Applying for permanent residence is an exciting moment for many people looking to immigrate to Canada. One of the main ways to come to Canada as a permanent resident is to go through Canada’s Express Entry system. This is an automated system that scores and ranks candidates based on a number of factors, such as their demographics, language skills, and work experience.
One of the main factors that are considered is education. However, it’s important to understand that a degree, diploma, or certificate received in a foreign country may not be equivalent to one received in Canada. This may have an impact on your Express Entry profile and whether you receive an invitation to apply for permanent residence.
To help you understand how your foreign education will impact your profile, this article will explain the Educational Credential Assessment (ECA), what you need to do before completing your profile, and what you can do if your foreign education is not equivalent in Canada.
What is the Educational Credential Assessment?
Anyone applying for permanent residence must get their credentials and educational background assessed before completing their profile. This is known as an Educational Credential Assessment and is completed by a third-party agency that is recognized by Immigration Canada.
The purpose of the ECA is to determine that your foreign degree, diploma, certificate, or other credential is valid and equal to a Canadian one.
It is most likely to have an impact on professionals with protected titles, such as doctors, lawyers, pharmacists, or engineers. These are professions that have certain requirements, accreditations, and licenses that vary by jurisdiction. As a result, the training and education received abroad may not be recognized in Canada.
How your foreign education compares also depends on the country in which it was completed. Countries with similar educational systems to Canada may be compared more favourably than countries with completely different systems, or counties with different requirements for completing certain degrees.

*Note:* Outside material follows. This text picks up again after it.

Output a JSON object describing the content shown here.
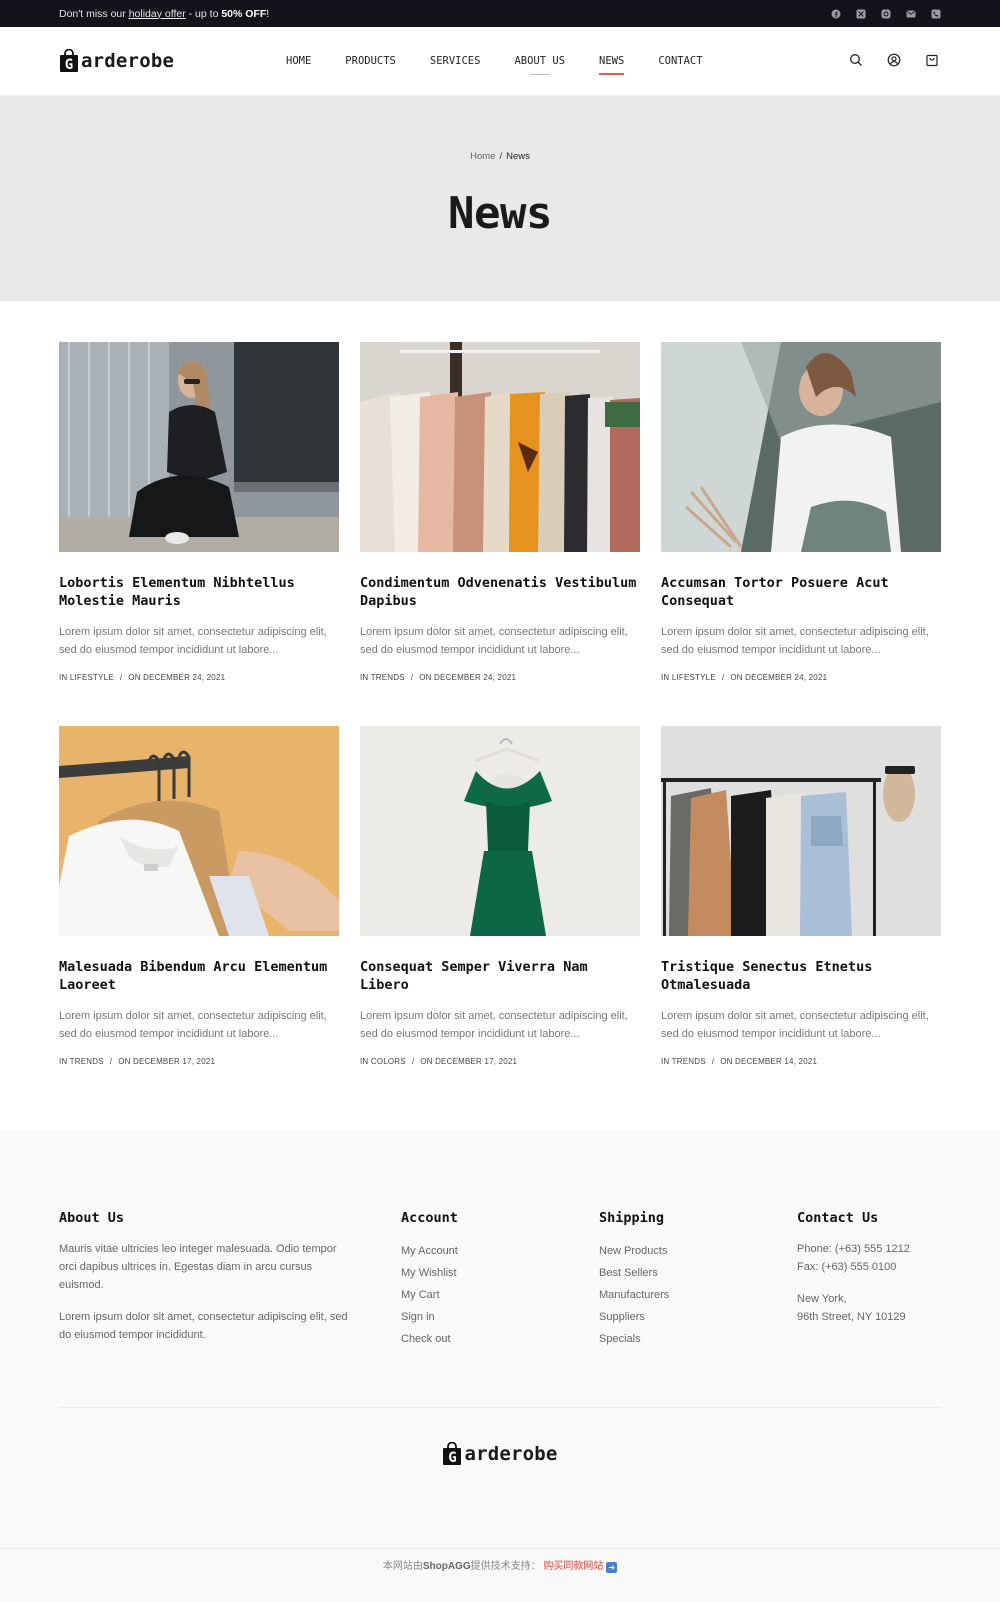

For example, if you’ve completed a Masters in Engineering in a foreign country, it may be equivalent to a Bachelors’s in Canada. However, a Bachelors’s in Computer Programming may be equivalent to a Bachelors in Canada. How your education will compare will depend on your unique situation.

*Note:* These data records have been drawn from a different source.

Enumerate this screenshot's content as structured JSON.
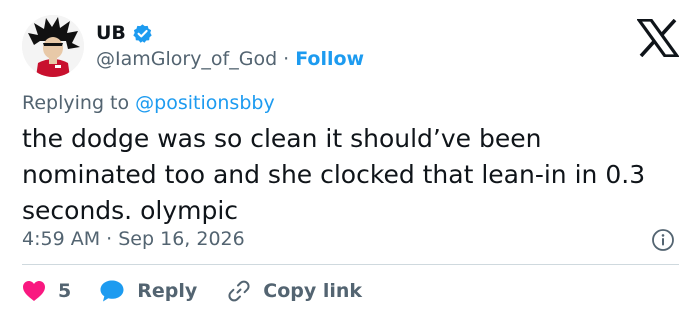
{
  "author": {
    "display_name": "UB",
    "handle": "@IamGlory_of_God",
    "separator": "·",
    "follow_label": "Follow",
    "avatar_icon": "anime-character-avatar",
    "verified_icon": "verified-badge-icon"
  },
  "replying_to": {
    "prefix": "Replying to",
    "mention": "@positionsbby"
  },
  "tweet": {
    "text": "the dodge was so clean it should’ve been nominated too and she clocked that lean-in in 0.3 seconds. olympic",
    "time": "4:59 AM",
    "separator": "·",
    "date": "Sep 16, 2026"
  },
  "actions": {
    "like_count": "5",
    "reply_label": "Reply",
    "copy_label": "Copy link"
  },
  "colors": {
    "accent": "#1d9bf0",
    "like": "#f91880",
    "text": "#0f1419",
    "muted": "#536471",
    "divider": "#cfd9de"
  }
}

Importantly, it is the equivalent education that is included and counted toward your Express Entry profile, not the education you received abroad.
Completing the ECA
The ECA is not completed by Immigration Canada directly but is instead done by one of the recognized agencies on its behalf. It is your responsibility to receive the ECA prior to submitting your Express Entry profile as part of your permanent residence application.
Your immigration lawyer will work with you to ensure that you have all of the documentation required, including a copy of your degree, a translation if it is not in English or French, and any other supporting documentation that confirms you have completed your educational requirements.

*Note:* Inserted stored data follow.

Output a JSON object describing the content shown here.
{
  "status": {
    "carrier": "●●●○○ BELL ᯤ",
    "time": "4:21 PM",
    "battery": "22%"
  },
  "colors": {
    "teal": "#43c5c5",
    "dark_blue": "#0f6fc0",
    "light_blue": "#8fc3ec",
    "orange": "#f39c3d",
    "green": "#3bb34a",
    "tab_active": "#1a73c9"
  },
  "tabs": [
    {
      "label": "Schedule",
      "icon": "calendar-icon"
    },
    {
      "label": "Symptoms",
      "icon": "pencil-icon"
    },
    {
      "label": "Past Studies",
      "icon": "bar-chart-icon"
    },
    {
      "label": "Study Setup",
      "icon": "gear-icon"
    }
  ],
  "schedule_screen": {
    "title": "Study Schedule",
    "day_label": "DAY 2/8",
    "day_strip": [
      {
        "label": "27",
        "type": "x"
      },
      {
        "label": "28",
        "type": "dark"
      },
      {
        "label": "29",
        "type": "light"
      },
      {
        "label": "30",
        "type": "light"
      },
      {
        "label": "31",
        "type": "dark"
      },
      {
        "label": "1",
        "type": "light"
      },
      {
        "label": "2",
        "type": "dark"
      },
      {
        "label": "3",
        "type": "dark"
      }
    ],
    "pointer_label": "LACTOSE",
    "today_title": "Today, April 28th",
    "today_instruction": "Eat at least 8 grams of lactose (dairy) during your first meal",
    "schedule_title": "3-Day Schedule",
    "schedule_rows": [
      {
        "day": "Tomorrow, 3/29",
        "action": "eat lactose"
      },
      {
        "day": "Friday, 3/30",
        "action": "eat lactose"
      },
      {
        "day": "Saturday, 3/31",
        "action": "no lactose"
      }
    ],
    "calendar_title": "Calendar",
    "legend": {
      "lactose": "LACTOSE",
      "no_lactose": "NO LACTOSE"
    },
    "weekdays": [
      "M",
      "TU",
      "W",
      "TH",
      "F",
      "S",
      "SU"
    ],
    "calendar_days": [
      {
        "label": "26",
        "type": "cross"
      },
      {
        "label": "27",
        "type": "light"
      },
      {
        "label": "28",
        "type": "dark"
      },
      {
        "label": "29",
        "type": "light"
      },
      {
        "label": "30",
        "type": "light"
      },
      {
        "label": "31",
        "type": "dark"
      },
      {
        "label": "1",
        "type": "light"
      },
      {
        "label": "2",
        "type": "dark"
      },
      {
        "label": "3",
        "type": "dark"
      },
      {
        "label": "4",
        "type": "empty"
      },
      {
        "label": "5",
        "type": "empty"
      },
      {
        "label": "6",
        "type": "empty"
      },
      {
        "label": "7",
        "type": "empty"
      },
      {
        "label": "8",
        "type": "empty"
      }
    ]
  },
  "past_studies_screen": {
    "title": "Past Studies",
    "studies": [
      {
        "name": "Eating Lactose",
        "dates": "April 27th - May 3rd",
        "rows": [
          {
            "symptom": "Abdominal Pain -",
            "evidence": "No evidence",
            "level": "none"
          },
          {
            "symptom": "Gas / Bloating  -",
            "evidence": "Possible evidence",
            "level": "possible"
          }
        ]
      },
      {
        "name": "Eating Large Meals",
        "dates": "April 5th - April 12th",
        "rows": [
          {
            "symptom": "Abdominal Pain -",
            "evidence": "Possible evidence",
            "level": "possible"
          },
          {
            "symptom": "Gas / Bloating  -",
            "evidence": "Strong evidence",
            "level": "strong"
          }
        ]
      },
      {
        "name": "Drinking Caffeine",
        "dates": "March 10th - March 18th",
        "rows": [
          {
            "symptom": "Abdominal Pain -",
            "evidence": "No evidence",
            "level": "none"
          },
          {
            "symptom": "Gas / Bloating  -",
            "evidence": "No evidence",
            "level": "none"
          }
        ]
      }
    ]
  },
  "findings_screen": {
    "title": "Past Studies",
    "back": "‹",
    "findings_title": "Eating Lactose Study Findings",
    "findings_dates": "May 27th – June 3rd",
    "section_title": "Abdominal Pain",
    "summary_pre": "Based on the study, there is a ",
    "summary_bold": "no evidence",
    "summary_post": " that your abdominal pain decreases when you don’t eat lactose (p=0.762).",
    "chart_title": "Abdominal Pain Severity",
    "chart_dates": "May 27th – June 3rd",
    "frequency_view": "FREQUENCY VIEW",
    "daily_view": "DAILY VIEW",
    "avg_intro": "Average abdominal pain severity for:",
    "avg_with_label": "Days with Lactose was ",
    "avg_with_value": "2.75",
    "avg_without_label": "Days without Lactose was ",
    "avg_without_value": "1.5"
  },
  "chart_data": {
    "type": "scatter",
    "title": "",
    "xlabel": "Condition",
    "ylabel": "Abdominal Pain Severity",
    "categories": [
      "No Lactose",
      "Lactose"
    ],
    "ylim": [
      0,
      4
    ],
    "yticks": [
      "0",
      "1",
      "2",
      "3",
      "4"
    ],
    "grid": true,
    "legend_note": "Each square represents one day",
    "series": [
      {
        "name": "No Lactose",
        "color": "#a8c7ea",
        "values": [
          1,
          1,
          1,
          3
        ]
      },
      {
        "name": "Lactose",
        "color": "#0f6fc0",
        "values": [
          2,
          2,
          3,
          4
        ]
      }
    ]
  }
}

Once the ECA has been completed, the agency will provide you with an ECA Report and Reference Number which you will input into your Express Entry profile.
What If My Education is Not Equivalent?
Canada has extremely strict requirements when it comes to education. As a result, it is possible that your equivalent education will be lower than the degree you received abroad. This may have a negative impact on your score and whether you receive an invitation to apply.
If this happens, your immigration lawyer will advise you on the next steps, and help you identify other paths to permanent residency which may be better suited to your unique situation.
For example, you may qualify for one of the Provincial Nomination Programs. These are programs that are looking for specific characteristics and skills in individuals to fill the unique needs of their provincial workforces. Getting approved for this provincial nominee program provides a substantial boost in points to an Express Entry profile, which basically guarantees you will receive an invitation to apply for permanent residence the next time invitations are sent out.
Before Applying, Consider How Your Education Compares
How your foreign education compares to an education completed in Canada will have a direct impact on your ability to apply for permanent residency. Before completing your profile, make sure you understand how your education will be recognized, and work with an immigration lawyer to determine if there are other paths to coming to Canada which may give you a better chance of receiving an invitation to apply.